The International Institute of Software Management (iism.org) features a relatively long but worthwhile analysis of why there are so many successful CEOs who were developers. and guidance for leaders who started out as developers for applying their skills to wealth creation and success.

Monday, March 1, 2021

Better Code Review Practices

I recently reminded folks at work that it sometimes helps to look back at the issues we put into our code in the last 3-9 months.  We can formulate a short (3-5 item)  bullet list in a checklist.  The list is the 3-5 most-frequent types of errors we made in the recent past. The checklist reminds us during code reviews  to look for the same type of bug in  new code while we  are reviewing the new code.  Of course, the checklist must change, so there is effort in re-reviewing the last 3 months of bugs 4x per year and updating the checklist.  If all the bugs we put in are unique and there are no visible patterns, this effort is not worth doing. This idea comes from Steve McConnell's book Code Complete.  He calls the process "checklist driven code reviews" and he published a (long) list of common patterns of issues as examples.  Steve's book and approaches are quite old and modern integrated experiences and tools enable more, better refactoring, as well as some new difficulties for reviewers.

Over the weekend, I stumbled upon this interesting post from Mike Lynch with very-useful advice for how you should formulate your pull requests so that reviewers can more-easily review your code.

Sunday, February 28, 2021

Qalea Drop, spiral wars book 7, by Joel Shepherd


I love all of the characters and the way the author integrates awe-and-wonder technology into this space opera.  I wish he would write only in this universe; I don't like the Cassandra Kresnov universe.  5/5 Stars.

Sunday, February 21, 2021

Rclone -- rsync for cloud storage


I wrote about rsync and file synchronization in this blog almost 8 years ago.  And although the size and diversity of consumer and commercial services have expanded, the fundamental properties are the same.  The venerable rsync algorithm has stood the test of time.  We are still doing basically what Ray Ozzie published in 1974.

Rclone appears to be a fantastic tool for synchronizing your files across devices, commercial services, and file systems.  The diversity of its protocols and supported commercial services is amazing!  I plan to try it for some collections I have on g-drive, one-drive, s3, and devices in my home.

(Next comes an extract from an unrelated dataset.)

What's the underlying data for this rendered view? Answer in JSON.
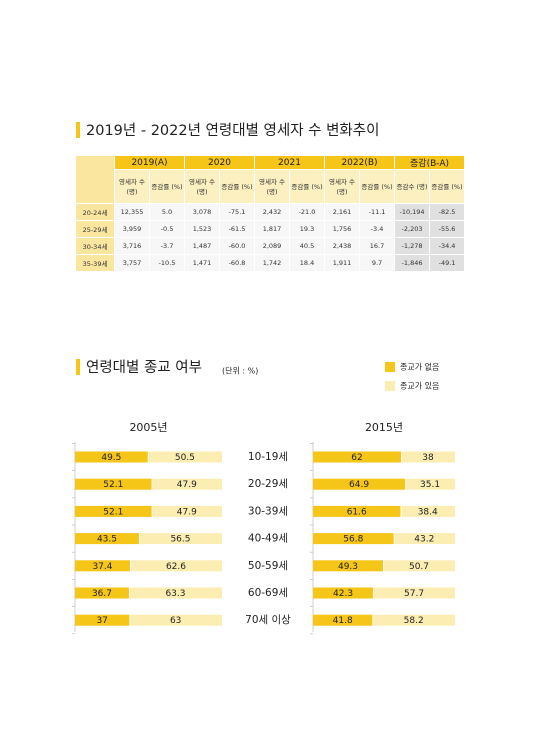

The last stand: blood on the stars 14 by Jay Allen


Now I remember why I put the series down, 2/5 Stars, meh.

Monday, February 15, 2021

A quantum murder by Peter F Hamilton


The magic system is not that good but the story and characters are loads of fun, 4/5 Stars.

Sunday, February 14, 2021

Cobra Traitor by Timmothy Zahn


Disappointing ending to the trilogy, 2/5 Stars.

Wednesday, February 10, 2021

Mindstar Rising (1993) by Peter F Hamilton


I am catching up on earlier space opera books by Peter F Hamilton.  I enjoyed this one, despite the paradoxical magic system.  Great characters and funny British ethnocentrism. 3/5 Stars.

Team of Teams by Stanley McChrystal


Mitch joined a book club where we read a business book every month.  In February 2021 we are reading Team of Teams.  The book is much better than I thought it would be and has some very strong scholarship that adds enormous heft to the concepts presented.


Teams are effective because they trust each other and they have a shared purpose. This is what the author calls "shared consciousness."  The author noticed, while losing his military conflict against a popular insurgency, that his enemies were distributed and united in their purpose, such that the usual "decapitation" attacks or systematic roll-up tactics of anti-insurgency were all failing.  In order to combat and defeat this "network of networks," he organized all of his forces identically, enabling and empowering his personnel to accomplish their mission.  The lessons and concepts are extremely valuable in many contexts .  4/5 Stars.